Politicians are not as dumb as we may think
WASHINGTON » Let’s posit three rules of political analysis. First, data are better than presuppositions. Second, actual votes cast can tell us more than the polls. Third, we’re all vulnerable to seeking confirmation of what we believed in the first place.
Thus, some widely accepted assumptions about our political moment can be seen as, at best, incomplete.
Democrats, it’s often said, are so obsessed with President Trump and the Russia scandal that they talk of nothing else. But those who listened to potential 2020 Democratic presidential candidates speak at the liberal Center for American Progress’ Ideas Conference can testify that this is simply untrue.
Attacks on Trump were far less prominent than promises on economic justice and how the United States is falling behind globally. Trump came under fire only on health care, his tax cut and administration corruption outside the Russia inquiry.
You could hear behind many of Tuesday’s speeches echoes of John F. Kennedy’s 1960 slogan, “Let’s get America moving again.” The idea was that Trump and the GOP are ignoring the problems most voters care about, or are making them worse.
And as The Washington Post’s liberal blogger Greg Sargent has insisted, anyone who explores what Democratic candidates on the ground are campaigning on will notice how much they’re emphasizing bread-and-butter concerns.
Candidates — mostly — aren’t stupid. They know the top three issues to voters in battleground states and districts are gun policy (23 percent, according to polls), the economy and jobs (20 percent) and health care (also 20 percent). Politicians who want to win act accordingly.
And Democrats recognize that the relentless focus of the news media on the Russia scandal (and Trump’s own Twitter feed) will do a lot of the work of rousing their base in outrage.
Which leads to another popular assertion: that there has been an uptick in Trump’s popularity. His approval rating as of Wednesday stood at an anemic 43.2 percent.
And what’s unchanged is, as David Byler wrote in The Weekly Standard, that “Americans who don’t like Trump really don’t like him.” Those who strongly disapprove of Trump’s performance significantly outnumber those who strongly approve.
In a survey by The Economist/YouGov strong disap- provers outnumbered strong approvers, 39 percent to 25 percent. This will affect turnout to the Democrats’ advantage this fall.
But how much? The special elections held since Trump took office point to the strong possibility of a Democratic “blue wave” in November, but it is far from a certainty.
Turnout in Tuesday’s Pennsylvania primaries tilted Democratic, but registered Democrats substantially outnumber registered Republicans in the state. In Ohio’s May 8 primaries Republicans outnumbered Democrats, although the GOP had a large registration advantage going in and Democrats could thus claim to have performed relatively well.

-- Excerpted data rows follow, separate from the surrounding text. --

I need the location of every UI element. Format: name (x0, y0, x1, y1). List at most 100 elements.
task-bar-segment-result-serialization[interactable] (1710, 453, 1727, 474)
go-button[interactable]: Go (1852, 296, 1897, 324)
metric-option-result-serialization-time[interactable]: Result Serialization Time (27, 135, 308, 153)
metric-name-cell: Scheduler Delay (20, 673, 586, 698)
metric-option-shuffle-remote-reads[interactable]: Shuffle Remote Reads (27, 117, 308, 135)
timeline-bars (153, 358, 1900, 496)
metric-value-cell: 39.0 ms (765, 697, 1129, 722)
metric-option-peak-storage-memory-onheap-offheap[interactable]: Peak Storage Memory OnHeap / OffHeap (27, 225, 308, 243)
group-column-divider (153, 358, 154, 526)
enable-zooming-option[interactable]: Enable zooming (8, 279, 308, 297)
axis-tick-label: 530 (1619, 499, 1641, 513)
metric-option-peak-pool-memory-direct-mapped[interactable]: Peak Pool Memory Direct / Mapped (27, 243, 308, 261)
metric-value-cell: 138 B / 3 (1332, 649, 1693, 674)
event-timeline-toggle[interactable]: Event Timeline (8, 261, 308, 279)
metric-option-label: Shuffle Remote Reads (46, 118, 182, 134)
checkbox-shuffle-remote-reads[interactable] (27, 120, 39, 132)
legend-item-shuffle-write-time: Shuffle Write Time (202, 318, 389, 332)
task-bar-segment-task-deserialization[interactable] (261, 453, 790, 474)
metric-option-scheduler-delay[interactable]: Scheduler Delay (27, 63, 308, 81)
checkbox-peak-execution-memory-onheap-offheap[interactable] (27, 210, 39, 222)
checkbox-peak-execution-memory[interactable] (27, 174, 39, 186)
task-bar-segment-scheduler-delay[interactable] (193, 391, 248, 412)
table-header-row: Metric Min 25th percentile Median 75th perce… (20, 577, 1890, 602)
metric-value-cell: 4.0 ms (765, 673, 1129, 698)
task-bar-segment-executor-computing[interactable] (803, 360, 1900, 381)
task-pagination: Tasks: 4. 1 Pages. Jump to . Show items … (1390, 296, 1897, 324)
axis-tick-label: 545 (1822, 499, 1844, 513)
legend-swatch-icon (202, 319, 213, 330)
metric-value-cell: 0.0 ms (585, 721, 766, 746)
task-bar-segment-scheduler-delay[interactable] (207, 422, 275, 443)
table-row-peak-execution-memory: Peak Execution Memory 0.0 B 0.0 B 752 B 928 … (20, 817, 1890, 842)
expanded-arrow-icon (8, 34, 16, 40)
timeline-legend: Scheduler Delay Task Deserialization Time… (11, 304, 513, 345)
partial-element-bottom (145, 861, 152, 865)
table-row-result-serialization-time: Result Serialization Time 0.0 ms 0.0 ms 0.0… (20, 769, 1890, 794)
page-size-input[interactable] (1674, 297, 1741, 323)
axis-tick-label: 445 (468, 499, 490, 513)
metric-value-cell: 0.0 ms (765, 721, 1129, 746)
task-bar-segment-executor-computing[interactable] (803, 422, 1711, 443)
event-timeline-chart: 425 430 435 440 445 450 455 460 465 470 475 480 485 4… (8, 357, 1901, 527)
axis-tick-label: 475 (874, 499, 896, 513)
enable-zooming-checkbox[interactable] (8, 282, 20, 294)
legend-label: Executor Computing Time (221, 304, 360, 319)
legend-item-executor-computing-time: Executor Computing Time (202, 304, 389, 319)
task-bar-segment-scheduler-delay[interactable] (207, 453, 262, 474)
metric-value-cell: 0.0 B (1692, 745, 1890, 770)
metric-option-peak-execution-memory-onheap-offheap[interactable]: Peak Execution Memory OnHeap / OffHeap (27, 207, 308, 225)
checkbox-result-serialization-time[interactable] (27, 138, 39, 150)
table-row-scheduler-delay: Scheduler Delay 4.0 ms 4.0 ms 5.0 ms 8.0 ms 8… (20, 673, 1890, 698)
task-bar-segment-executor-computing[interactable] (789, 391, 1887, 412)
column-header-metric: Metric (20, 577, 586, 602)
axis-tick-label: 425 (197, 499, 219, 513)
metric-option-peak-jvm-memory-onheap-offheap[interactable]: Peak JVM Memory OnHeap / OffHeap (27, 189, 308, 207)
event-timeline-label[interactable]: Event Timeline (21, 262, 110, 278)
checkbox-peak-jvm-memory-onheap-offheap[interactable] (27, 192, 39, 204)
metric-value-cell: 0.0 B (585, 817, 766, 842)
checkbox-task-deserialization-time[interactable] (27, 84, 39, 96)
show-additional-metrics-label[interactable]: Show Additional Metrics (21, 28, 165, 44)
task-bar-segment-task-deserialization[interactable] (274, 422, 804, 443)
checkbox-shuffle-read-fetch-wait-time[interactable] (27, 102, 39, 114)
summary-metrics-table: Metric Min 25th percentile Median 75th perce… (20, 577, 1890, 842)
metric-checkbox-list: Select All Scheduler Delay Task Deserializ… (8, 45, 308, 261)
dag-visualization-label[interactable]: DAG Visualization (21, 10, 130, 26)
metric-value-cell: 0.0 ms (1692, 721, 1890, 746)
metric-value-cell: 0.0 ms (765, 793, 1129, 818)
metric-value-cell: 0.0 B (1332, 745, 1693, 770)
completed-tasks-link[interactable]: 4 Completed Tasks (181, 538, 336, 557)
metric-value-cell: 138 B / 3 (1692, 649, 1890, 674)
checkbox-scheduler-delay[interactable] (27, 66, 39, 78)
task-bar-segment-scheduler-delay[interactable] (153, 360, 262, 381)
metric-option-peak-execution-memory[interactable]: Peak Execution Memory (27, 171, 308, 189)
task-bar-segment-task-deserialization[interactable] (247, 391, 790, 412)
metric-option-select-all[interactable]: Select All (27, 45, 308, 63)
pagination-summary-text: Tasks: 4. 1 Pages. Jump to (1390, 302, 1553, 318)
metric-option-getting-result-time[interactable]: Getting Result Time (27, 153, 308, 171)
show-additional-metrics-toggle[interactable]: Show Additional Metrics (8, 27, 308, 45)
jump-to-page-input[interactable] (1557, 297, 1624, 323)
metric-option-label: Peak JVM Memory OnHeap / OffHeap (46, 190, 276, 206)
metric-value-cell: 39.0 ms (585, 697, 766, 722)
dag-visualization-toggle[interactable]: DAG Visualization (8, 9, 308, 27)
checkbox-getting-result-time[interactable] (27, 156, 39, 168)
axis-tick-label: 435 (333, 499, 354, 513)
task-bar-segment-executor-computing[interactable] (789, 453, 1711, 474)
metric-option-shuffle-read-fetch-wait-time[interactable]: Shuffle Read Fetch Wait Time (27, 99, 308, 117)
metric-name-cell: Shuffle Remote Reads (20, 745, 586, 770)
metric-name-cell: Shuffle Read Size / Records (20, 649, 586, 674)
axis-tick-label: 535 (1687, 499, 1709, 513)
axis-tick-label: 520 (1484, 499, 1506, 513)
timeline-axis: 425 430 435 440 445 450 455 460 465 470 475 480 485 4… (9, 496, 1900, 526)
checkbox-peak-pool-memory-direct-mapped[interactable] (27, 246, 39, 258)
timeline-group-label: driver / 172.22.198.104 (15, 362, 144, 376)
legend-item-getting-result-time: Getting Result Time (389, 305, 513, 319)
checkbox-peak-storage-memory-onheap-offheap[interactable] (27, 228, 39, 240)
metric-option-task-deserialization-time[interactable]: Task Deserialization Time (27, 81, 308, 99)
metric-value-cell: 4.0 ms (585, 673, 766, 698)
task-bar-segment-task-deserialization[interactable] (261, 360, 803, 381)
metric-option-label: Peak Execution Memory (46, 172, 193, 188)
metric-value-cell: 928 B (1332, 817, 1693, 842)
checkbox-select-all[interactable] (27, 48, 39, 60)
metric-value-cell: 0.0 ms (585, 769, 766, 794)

These big swing-state primaries suggest that Democrats enjoy an advantage this year, but its size is still in question.
Wednesday’s bipartisan conclusion of the Senate Intelligence Committee that Russia intervened in the 2016 election to help Trump and hurt Hillary Clinton will keep the Russia story at the center of the news.
But understanding 2018 requires accepting that the news cycle is not the same as the campaign cycle and that all elections involve a mix of mobilization and persuasion. The intense dislike of Trump means that mobilization will play an especially large role this year. But few Democrats — in swing areas and among would-be presidents — are counting on animosity to the president to do all their work for them.